The new $20 bills that have been circulating since early November have caused quite a stir among Canadians.
According to some botanists the leaf is not a maple leaf at all, but is in fact a maple leaf from a Norwegian tree.
Senior analyst and media relations for the Bank of Canada Julie Girard stands by the $20 bill’s look.
“The hope is that this design will appeal to many different Canadians’ perceptions of a Canadian maple leaf, regardless of what species may be more prominent in their area of the country.”
Girard also wants to make it clear that the leaf on the bill isn’t from Norway.
“It is not a Norway Maple Leaf, we consulted a dendrologist. A dendrologist is a scientist who specializes in the branch of botany that deals with trees and shrubs. To create an image that represents a maple leaf but not a specific species, specifically not the Norway maple.”

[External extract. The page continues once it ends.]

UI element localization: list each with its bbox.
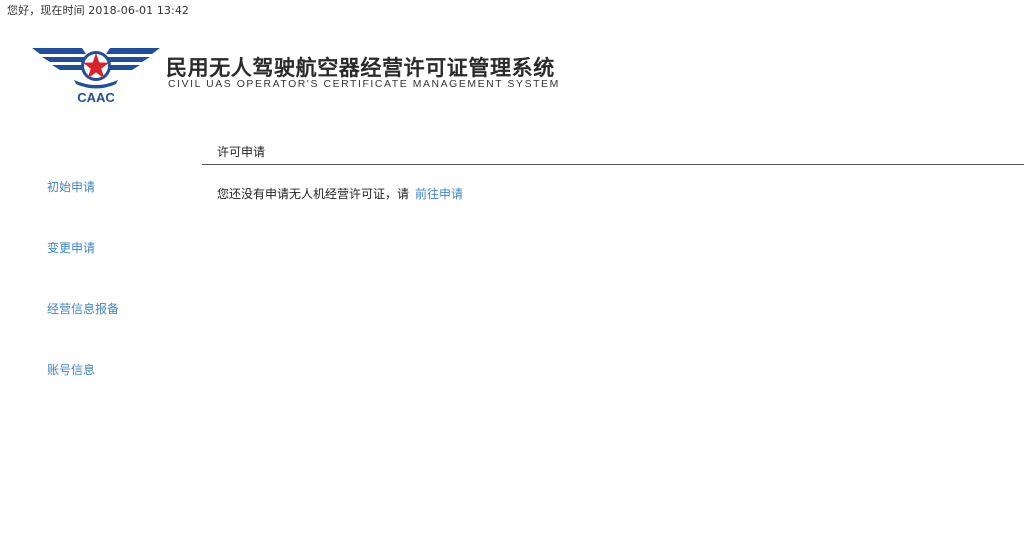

Dr. Bruce Ford, a University of Manitoba professor and a Canadian Botanical Association director, can point the differences between the two leaves.
“The maple leaf on the right hand side, the one that is sort of translucent, the one that’s see-through that appears to be what I would call a Norway maple. It has more lobes than a typical sugar maple does, so it is looking Norway maple-ish.“
Still Bank of Canada representative Girard said that the leaf was the bank’s own creative idea.
“With the help of a subject matter expert (dendrologist) created a unique stylized design of a Canadian maple leaf much like the design on our National Flag is a stylized image of Canadian species of maple leaves.”